On peut sourire aussi quand le prof encourage ses élèves à prendre la parole, il en ressort toujours quelque chose au cinéma, une sorte de morale positive qui chez Capra redonnerait foi en la république à un anarchiste ou en la vie tout simplement. La réalité est là encore bien différente, quand les professeurs jouent aux philosophes de comptoir, s’improvisent guides de la sainte parole humaniste, n’en sort que des leçons forcées, celles qui comme dans les mauvais films nous sont imposées. La meilleure des philosophies, ce n’est pas celle que savamment on nous explique, celle qu’on nous présente toute faite avec des contours moralisateurs tout prêts, mais au contraire où la logique qui la précède et la fait jaillir pousse et suggère une leçon. Ce n’est d’ailleurs pas autre chose qu’arrive Yamada à faire (probablement plus dans ce premier épisode que dans les deux suivants), car on a la sensation d’apprendre quelque chose qu’on ne saurait parfaitement exprimer… La liberté offerte au spectateur de se faire sa propre petite morale, c’est celle de l’expérience, le privilège des hommes depuis qu’on se raconte des histoires et qu’elles nous ont rapproché les uns des autres, favorisant un esprit communautaire qui il y a bien longtemps voulait encore dire quelque chose. C’est bien sûr cet esprit, caché au plus profond de notre cerveau “humanien” que ce genre de films, fait appel. Et si cet esprit persiste, malgré tout encore aujourd’hui, si l’esprit communautaire n’est plus qu’un leurre (surtout au Japon où l’esprit occidental basé sur l’individu a cassé le lien traditionnel entre générations), c’est sans doute plus à des films qu’à une profession et à une mission, idéalisées comme il se doit dans le film. L’excellence est et sera toujours l’exception.
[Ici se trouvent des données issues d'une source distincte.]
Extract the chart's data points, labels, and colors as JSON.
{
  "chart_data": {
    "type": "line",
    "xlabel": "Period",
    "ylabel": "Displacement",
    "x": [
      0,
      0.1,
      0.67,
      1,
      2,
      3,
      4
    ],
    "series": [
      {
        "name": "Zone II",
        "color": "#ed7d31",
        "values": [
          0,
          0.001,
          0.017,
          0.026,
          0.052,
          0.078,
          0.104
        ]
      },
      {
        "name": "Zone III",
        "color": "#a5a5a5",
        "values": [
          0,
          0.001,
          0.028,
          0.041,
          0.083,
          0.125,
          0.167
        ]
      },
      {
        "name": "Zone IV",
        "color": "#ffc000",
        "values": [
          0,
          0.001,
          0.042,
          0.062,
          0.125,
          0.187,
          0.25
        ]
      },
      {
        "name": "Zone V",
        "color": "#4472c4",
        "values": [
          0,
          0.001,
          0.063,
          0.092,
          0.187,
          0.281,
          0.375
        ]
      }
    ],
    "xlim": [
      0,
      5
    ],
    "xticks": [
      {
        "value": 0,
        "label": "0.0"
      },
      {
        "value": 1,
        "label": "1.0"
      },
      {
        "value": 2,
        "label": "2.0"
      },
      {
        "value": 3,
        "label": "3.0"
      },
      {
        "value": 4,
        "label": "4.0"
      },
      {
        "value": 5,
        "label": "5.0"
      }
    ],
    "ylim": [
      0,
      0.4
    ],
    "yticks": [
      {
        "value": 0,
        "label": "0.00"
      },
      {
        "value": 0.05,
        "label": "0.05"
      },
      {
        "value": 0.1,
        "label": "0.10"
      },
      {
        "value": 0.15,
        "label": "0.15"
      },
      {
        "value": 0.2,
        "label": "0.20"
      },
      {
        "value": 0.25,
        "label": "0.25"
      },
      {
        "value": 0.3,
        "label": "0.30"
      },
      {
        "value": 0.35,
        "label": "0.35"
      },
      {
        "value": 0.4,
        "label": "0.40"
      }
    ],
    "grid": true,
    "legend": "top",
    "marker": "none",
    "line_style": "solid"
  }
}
Étrange jeu avec la réalité en tout cas. User d’un style assez naturaliste qu’on enrobe d’effets et de musique mielleuse pour évoquer à travers une idée idéalisée de la réalité, un rêve. À force de ne plus savoir où on est, on finit en effet par se laisser convaincre que tout cela est crédible. Comme la magie, on n’y voit que du feu. Les plus grincheux et les plus cyniques pourraient se surprendre à s’y laisser prendre.

Le résultat, arrivé au bout des trois films, est pourtant très inégal. Trop souvent Yamada semble forcer ses effets et ses intentions bienveillantes frisent trop souvent le ton sur ton et la leçon de morale. Cet humanisme est bien plus efficace appliqué à des films de genre où justement il peut appliquer cette approche pour en faire un contre-point avec ce qu’on peut attendre d’un polar ou d’un film de samouraï.

À noter une particularité dans le dernier film : l’histoire n’est plus centrée sur le professeur (qui n’est plus l’acteur des deux premiers) mais sur deux des élèves (le film aurait tout aussi bien pu être indépendant des deux autres, on reste « à l’école » à travers un stage estival mais le film est surtout plus une romance avec comme fond les difficultés sociales et familiales des deux principaux personnages — et Yamada y loue encore les vertus de l’esprit de groupe).